Open zhaoedf opened 2 years ago

zhaoedf commented 2 years ago

i used the script you gave and i only got 24.xx final mIoU, i don't know if it is related to specific seed?

by the way, due to the limitation of gpu memory, i used 4 gpus with 4 batch each gpu, which was equal to total batch size of 24, and the bn is iabc_sync, i thought that 4 gpus is not a issue?

any idea how i can reproduce your ade 100-10 results?

zhaoedf commented 2 years ago

any ideas? besides, i can't reproduce methods like ewc, PI and RWalk and i noticed their weight importance seemed to be large in the argparser.py

arthurdouillard commented 2 years ago

Hey,

Sorry I cannot respond ealier, I'm a busy right now with the writing of my thesis manuscript.

  1. I'm not sure about your results as when I gave you the script I got the results from the paper. https://arxiv.org/pdf/2203.05402.pdf this paper seems to have also reproduced my results (and even beat them).
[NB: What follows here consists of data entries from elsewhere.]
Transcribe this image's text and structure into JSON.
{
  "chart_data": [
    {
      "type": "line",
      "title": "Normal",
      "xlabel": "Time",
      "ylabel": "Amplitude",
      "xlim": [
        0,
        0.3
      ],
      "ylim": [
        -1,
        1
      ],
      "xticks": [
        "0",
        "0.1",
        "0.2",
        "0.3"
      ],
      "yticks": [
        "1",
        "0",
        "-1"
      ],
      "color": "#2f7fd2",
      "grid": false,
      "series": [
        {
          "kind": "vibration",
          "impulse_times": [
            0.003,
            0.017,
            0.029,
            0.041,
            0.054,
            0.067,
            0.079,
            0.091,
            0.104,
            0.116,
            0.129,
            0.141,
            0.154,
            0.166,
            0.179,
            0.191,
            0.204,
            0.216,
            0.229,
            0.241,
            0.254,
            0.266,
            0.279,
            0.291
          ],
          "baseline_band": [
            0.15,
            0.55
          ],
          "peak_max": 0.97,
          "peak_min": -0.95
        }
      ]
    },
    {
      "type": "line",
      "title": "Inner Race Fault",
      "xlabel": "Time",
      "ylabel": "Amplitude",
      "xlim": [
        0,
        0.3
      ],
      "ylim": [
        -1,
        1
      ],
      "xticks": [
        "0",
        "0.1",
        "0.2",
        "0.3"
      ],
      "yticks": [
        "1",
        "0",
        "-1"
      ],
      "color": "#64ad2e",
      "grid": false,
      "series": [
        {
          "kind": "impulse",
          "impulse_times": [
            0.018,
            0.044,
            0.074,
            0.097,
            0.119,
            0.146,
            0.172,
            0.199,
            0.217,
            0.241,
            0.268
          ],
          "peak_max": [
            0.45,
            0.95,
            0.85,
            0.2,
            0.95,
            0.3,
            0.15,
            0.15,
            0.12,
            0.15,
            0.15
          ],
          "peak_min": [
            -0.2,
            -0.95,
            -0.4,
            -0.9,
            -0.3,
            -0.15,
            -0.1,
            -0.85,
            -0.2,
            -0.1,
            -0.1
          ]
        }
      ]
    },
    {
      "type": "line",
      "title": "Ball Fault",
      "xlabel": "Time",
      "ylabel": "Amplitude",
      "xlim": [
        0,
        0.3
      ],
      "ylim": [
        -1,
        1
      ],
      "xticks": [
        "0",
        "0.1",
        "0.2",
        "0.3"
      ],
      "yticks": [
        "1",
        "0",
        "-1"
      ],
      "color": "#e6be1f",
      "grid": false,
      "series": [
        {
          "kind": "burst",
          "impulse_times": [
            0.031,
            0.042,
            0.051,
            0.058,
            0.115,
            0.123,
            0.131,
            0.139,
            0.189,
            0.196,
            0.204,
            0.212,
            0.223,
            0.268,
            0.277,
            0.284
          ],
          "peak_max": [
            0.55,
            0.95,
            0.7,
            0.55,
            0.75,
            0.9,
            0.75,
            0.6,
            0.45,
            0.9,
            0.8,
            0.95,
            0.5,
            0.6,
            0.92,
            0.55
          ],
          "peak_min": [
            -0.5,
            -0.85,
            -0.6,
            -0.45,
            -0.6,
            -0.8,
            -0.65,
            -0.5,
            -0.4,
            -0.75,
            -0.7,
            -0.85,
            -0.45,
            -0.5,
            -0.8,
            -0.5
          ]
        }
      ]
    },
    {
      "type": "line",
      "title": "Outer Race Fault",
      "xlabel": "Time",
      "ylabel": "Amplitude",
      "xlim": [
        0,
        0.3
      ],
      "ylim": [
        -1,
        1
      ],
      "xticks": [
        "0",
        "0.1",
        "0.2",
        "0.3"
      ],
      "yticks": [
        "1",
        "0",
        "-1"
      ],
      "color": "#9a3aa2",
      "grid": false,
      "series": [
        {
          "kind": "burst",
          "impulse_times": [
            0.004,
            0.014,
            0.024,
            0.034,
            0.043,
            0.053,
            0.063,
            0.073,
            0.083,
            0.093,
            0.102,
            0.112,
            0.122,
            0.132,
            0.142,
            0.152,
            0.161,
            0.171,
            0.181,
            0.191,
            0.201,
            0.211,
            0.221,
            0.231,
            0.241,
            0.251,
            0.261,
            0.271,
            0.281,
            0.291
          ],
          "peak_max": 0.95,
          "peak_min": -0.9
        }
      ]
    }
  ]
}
Normally the number of GPUs shouldn't affect the results, but in some situations it seems it does... Btw, if you have 4 images per GPU, and 4 GPUs, it's a batch size of 16, not 24 as me.

  2. I haven't changed the hyperparameters of EWC/PI/RWalk from Cermelli's code. But note that I didn't include them in my ADE exp: Cermelli in MiB is evaluating ADE on three random class orders while I did only one class order because of time limitations.

zhaoedf commented 2 years ago

Hey,

Sorry I cannot respond ealier, I'm a busy right now with the writing of my thesis manuscript.

  1. I'm not sure about your results as when I gave you the script I got the results from the paper. https://arxiv.org/pdf/2203.05402.pdf this paper seems to have also reproduced my results (and even beat them). Normally the number of GPUs shouldn't affect the results, but in some situations it seems it does... Btw, if you have 4 images per GPU, and 4 GPUs, it's a batch size of 16, not 24 as me.
  2. I haven't changed the hyperparameters of EWC/PI/RWalk from Cermelli's code. But note that I didn't include them in my ADE exp: Cermelli in MiB is evaluating ADE on three random class orders while I did only one class order because of time limitations.
  1. sorry, it is 6 batchs actually, so the total batchs are still 24.
  2. oh, i mean EWC/PI/RWalk on PASCAL, i got extreme low results compared to the paper.

so uh, can i say that at least you use the scripts and hyperparameters in the repo reproduce you paper results? if that so, i will find problems of my own then. thx a lot!